11 septembre 2026

Temps de lecture : 3 min

ChatGPT Ads en France : Le premier bilan de Gamned! (chiffres et retours d’expérience)

Loin des tarifs prohibitifs annoncés, les premières campagnes ChatGPT Ads orchestrées par Gamned! révèlent des CPC en chute de 50 à 75 % et un puissant relais de performance pour les annonceurs pionniers.

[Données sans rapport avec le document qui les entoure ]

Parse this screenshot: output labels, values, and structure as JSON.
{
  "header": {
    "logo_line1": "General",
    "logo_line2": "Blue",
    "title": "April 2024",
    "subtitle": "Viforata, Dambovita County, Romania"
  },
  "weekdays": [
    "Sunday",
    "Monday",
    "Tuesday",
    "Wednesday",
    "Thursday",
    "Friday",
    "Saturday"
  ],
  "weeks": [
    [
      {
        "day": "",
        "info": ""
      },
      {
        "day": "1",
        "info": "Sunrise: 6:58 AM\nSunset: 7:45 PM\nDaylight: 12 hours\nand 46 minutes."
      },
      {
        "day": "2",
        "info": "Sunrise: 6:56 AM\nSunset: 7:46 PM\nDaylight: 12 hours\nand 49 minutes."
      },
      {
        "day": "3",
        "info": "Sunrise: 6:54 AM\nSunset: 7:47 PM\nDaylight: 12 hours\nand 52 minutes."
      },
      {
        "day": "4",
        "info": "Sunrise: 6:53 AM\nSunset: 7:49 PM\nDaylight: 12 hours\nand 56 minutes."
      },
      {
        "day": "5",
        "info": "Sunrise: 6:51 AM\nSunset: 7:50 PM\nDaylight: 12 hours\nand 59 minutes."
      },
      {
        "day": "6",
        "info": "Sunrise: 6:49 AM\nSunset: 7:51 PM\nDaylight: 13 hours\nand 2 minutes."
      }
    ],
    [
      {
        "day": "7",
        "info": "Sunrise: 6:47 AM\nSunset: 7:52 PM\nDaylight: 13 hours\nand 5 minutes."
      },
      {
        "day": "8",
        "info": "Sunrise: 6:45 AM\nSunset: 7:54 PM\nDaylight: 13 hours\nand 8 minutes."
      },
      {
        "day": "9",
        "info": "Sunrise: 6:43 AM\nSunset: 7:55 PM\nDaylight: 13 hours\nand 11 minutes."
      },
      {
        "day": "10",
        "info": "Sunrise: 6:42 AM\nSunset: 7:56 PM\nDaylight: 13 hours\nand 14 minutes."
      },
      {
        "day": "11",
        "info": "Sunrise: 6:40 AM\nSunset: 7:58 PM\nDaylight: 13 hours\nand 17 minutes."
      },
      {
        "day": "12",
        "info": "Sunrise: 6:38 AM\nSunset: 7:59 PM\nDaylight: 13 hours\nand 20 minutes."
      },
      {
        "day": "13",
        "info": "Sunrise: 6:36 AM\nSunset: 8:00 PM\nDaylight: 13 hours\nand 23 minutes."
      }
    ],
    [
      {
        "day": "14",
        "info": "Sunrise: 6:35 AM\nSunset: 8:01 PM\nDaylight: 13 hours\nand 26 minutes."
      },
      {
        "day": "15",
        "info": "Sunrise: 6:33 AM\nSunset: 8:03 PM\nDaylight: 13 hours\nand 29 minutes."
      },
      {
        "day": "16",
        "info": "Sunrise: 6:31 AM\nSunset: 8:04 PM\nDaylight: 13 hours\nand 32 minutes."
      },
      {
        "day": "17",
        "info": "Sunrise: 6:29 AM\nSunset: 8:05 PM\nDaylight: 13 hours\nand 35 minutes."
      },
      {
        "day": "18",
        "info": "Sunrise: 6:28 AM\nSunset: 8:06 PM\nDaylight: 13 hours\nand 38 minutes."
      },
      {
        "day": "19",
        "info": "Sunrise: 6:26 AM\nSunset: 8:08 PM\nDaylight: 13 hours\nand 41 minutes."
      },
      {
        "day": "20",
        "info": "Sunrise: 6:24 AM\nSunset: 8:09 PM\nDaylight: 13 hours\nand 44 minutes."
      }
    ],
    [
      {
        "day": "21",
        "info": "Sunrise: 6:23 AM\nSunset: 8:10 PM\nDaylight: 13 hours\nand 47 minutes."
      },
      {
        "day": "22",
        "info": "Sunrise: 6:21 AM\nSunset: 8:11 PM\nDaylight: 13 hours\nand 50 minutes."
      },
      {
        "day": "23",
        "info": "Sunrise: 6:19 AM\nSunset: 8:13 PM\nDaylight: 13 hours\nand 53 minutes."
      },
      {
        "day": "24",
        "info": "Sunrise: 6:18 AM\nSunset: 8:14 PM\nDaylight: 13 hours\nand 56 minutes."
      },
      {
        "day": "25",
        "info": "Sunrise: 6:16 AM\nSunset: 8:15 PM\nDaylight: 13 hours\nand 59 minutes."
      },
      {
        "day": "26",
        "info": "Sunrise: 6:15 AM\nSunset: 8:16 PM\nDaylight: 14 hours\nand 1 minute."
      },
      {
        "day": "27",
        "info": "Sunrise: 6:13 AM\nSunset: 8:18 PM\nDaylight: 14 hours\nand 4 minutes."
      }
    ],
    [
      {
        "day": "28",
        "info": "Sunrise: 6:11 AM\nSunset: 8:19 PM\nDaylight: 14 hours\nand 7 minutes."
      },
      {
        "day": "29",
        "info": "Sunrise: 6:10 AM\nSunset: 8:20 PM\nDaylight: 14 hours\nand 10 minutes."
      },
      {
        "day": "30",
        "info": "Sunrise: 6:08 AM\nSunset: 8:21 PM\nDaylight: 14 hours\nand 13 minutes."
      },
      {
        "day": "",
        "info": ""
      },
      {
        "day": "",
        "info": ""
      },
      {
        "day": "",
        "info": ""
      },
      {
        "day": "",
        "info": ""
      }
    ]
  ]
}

Alors que ChatGPT Ads s’est ouvert à une trentaine de pays européens, les premiers benchmarks véhiculés sur le marché laissaient présager un canal particulièrement onéreux. Après deux semaines d’expérimentation intensive et le lancement de plusieurs campagnes via le DSP StackAdapt, l’agence programmatique Gamned! (Biggie Group) livre un tout autre constat. Derrière l’immaturité d’un produit encore naissant, les premiers chiffres réels révèlent un levier de performance aux coûts bien inférieurs aux estimations, capable de générer un engagement qualifié dès lors qu’il est correctement optimisé.

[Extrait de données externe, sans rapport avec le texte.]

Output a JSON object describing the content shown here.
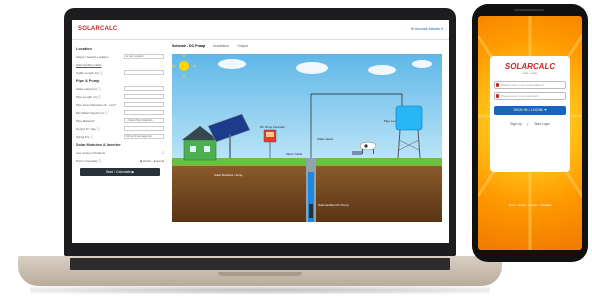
{
  "laptop": {
    "header": {
      "logo": "SOLARCALC",
      "logo_tag": "",
      "user_link": "Hi Anumak Mahato ▾"
    },
    "sidebar": {
      "location_title": "Location",
      "select_location_label": "Select / Search Location",
      "get_location_btn": "⊕ Get Location",
      "submersible_label": "Submersible Cable",
      "cable_length_label": "Cable Length (m) ⓘ",
      "pipe_pump_title": "Pipe & Pump",
      "static_head_label": "Static Head (m) ⓘ",
      "pipe_length_label": "Pipe Length (m) ⓘ",
      "pipe_inner_dia_label": "Pipe Inner Diameter (& - mm)*",
      "min_water_depth_label": "Min Water Depth (m) ⓘ",
      "pipe_material_label": "Pipe Material*",
      "pipe_material_value": "-- Select Pipe Material --",
      "output_label": "Output ft³ / day ⓘ",
      "sizing_for_label": "Sizing For ⓘ",
      "sizing_for_value": "Sizing for average day",
      "solar_modules_title": "Solar Modules & Inverter",
      "use_custom_label": "Use Custom Products",
      "pump_controller_label": "Pump Controller ⓘ",
      "radio_a": "Inbuilt",
      "radio_b": "External",
      "calculate_btn": "Start / Calculate ▶"
    },
    "tabs": [
      {
        "label": "Scheme - DC Pump"
      },
      {
        "label": "Irradiation"
      },
      {
        "label": "Output"
      }
    ],
    "diagram": {
      "solar_modules_label": "Solar Modules / Array",
      "controller_label": "DC Pump Controller",
      "motor_cable_label": "Motor Cable",
      "static_head_label": "Static Head",
      "pipe_length_label": "Pipe Length",
      "pump_label": "Submersible DC Pump"
    }
  },
  "phone": {
    "logo": "SOLARCALC",
    "logo_tag": "solar + water",
    "email_placeholder": "Please enter your email address",
    "password_placeholder": "Please enter your password",
    "signin_btn": "SIGN IN / LOGIN  ➜",
    "signup_link": "Sign Up",
    "startlogin_link": "Start Login",
    "footer": "Terms · Privacy · Contact · Calculator"
  },
  "colors": {
    "brand_red": "#c62828",
    "accent_blue": "#1565c0",
    "phone_orange": "#ff9a00"
  }
}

Coûts réels vs benchmarks officiels : la forte baisse en pourcentage des enchères

La documentation commerciale et les observateurs annonçaient des CPM oscillant entre 15 et 50 euros ainsi que des CPC moyens compris entre 2 et 12 euros, mais la réalité du terrain observée par Gamned! sur six campagnes s’avère nettement plus accessible. L’agence enregistre des CPM réels situés entre 10 et 12 euros, tandis que les CPC effectifs s’établissent entre 1,40 et 2 euros.

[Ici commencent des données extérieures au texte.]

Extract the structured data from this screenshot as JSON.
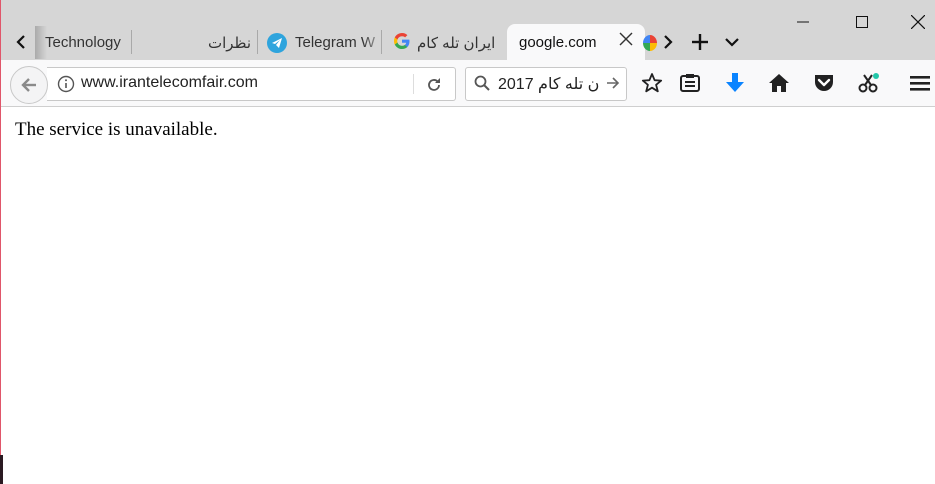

Cette différence s’explique notamment par la rapidité d’apprentissage des algorithmes de la plateforme. À l’échelle globale de dix jours de diffusion, les algorithmes de bidding ont permis de réduire les CPC de 50 % en moyenne à mesure que le ciblage contextuel s’affinait.

L’exemple d’une campagne de test représentative dotée d’un budget de 500 euros illustre cette optimisation rapide : l’ajustement de l’algorithme a provoqué une chute de 75 % du CPC, une baisse de 33 % du CPM, tandis que le taux de clic a progressé de 20 %. La faible concurrence actuelle sur la plateforme crée ainsi une opportunité tarifaire pour les acheteurs réactifs.

Qui sont les premiers annonceurs à investir le canal ?

Les premiers retours terrain menés par Gamned! dessinent une typologie très précise d’annonceurs. D’un côté, la plateforme séduit les spécialistes du SEA confrontés à la saturation de leurs audiences traditionnelles sur Google, qui recherchent dans ChatGPT Ads un nouveau relais de croissance axé sur le retour sur investissement. D’un autre côté, le canal attire des acteurs aux besoins très ciblés, à l’image d’un annonceur spécialisé dans le recrutement d’ingénieurs aéronautiques, venu tester cette alternative pour toucher des profils qualifiés hors des réseaux digitaux classiques.

Les enseignements tirés par Gamned! confirment qu’il s’agit d’un canal orienté purement vers la performance directe et la conversion, loin de l’outil de notoriété. Sur le secteur de l’assurance, les activations ont par exemple généré des leads qualifiés avec des indicateurs d’engagement très solides. Les données remontées dans les outils d’analyse tiers comme Piano Analytics montrent un temps de visite élevé et un faible taux de rebond.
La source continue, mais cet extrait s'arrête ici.